Dari PHK massal, pengangguran meningkat, hingga kinerja perbankan yang melambat. Semua itu menjadi lampu peringatan ekonomi Tanah Air membutuhkan perhatian serius dan langkah antisipasi yang tepat.
Berikut 9 tanda yang kini mulai menjadi alarm bahaya bagi perekonomian RI:
1. PMI Manufaktur Kembali Kontraksi
Data Purchasing Managers' Index atau PMI Manufaktur Indonesia yang dirilis S&P pada Mei 2025 kembali mencatat kontraksi di level 47,4. Ini menjadi bulan kedua berturut-turut PMI berada di zona negatif yang menandakan melemahnya aktivitas produksi dan penurunan permintaan, baik dari pasar domestik maupun ekspor.
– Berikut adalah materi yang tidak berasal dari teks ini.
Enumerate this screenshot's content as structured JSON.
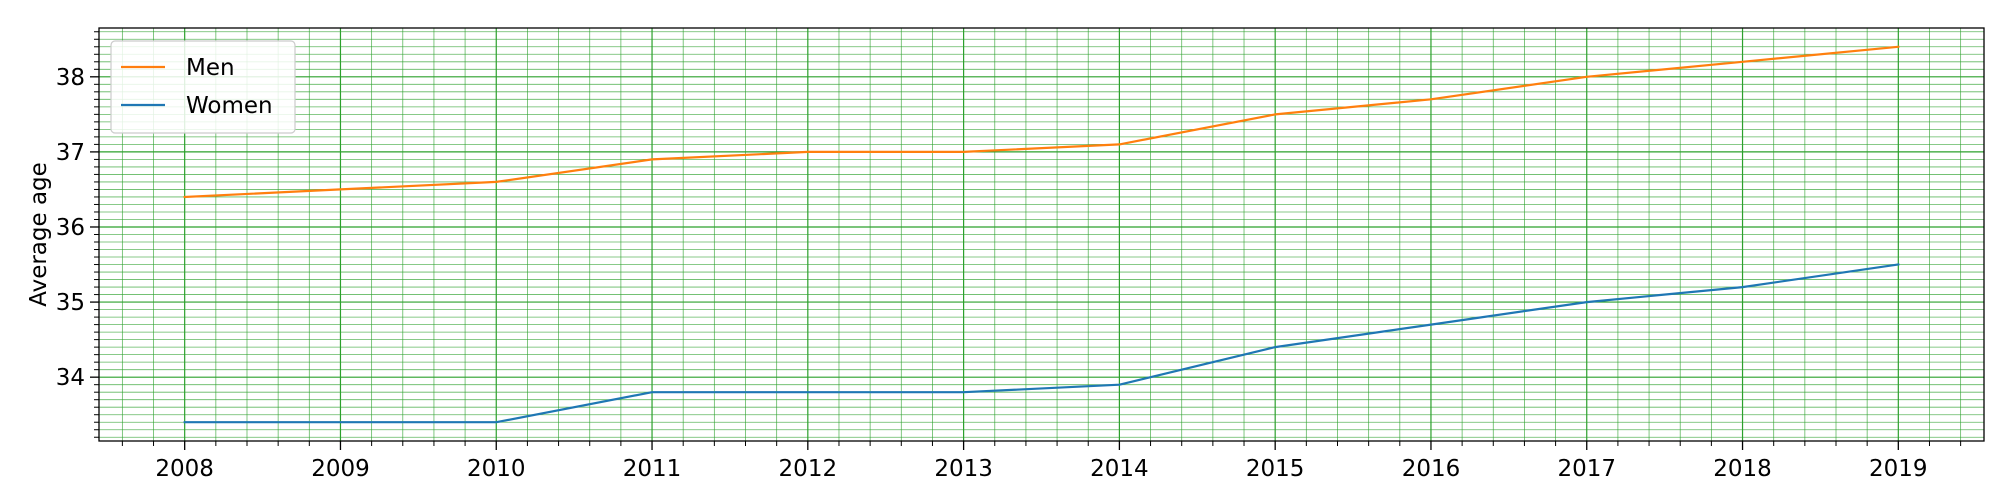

S&P Global menjelaskan aktivitas produksi dan pesanan baru kembali melemah, dengan penurunan pesanan baru yang bahkan lebih tajam dibanding April. Penurunan pesanan bahkan menjadi yang terdalam sejak Agustus 2021.
2. Deflasi Beruntun
Indonesia kembali mencatat deflasi sebesar 0,37% pada Mei 2025, ketiga kalinya tahun ini. Secara tahunan artinya inflasi sebesar 1,60% year on year (yoy).
"Terjadi deflasi sebesar 0,37%," kata Deputi Statistik Bidang Distribusi dan Jasa Pudji Ismartini dalam konferensi pers pekan lalu. "Kelompok makanan minuman dan tembakau deflasi 1,40% dan andil 0,41%," catatnya.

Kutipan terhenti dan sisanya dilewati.